Note that your other model TransNormerLLM-7B, does not have this problem:
>>> tokenizer = AutoTokenizer.from_pretrained("OpenNLPLab/TransNormerLLM-7B", trust_remote_code=True)
A new version of the following files was downloaded from https://huggingface.co/OpenNLPLab/TransNormerLLM-7B:
- tokenization_baichuan.py
. Make sure to double-check they do not contain any added malicious code. To avoid downloading new versions of the code file, you can pin a revision.
>>>
Could you fix the tokenizer of this model so it works with recent Transformers versions, like TransNormerLLM 7B does?
Thanks in advance
TheBloke
Appreciate it, for flagging this problem.
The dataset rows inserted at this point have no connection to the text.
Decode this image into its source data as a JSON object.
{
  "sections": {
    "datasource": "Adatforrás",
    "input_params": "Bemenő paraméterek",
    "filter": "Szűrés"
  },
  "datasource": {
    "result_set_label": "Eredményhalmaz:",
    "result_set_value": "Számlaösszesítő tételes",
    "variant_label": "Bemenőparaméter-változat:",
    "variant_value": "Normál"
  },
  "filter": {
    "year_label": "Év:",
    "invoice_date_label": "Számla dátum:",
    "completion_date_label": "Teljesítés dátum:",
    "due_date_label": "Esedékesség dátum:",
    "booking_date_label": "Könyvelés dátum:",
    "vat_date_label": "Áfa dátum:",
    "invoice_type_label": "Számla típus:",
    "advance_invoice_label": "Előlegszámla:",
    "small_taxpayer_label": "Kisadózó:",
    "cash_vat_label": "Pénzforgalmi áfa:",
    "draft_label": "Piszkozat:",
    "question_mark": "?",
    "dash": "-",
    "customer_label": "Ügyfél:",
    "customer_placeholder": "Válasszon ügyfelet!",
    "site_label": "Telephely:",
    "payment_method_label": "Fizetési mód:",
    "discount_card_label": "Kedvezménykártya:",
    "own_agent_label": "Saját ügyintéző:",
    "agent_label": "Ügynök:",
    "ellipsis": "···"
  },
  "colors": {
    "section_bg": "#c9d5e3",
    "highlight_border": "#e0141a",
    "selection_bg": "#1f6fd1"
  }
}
The root of the issue lies in the transformer's version. We'll be updating the tokenizer file for both the TransNormerLLM-1B and 385M models.
For a swift solution, check this link: https://github.com/baichuan-inc/Baichuan2/issues/204
We've made updates to the associated files to resolve the problem stemming from the transformer's version.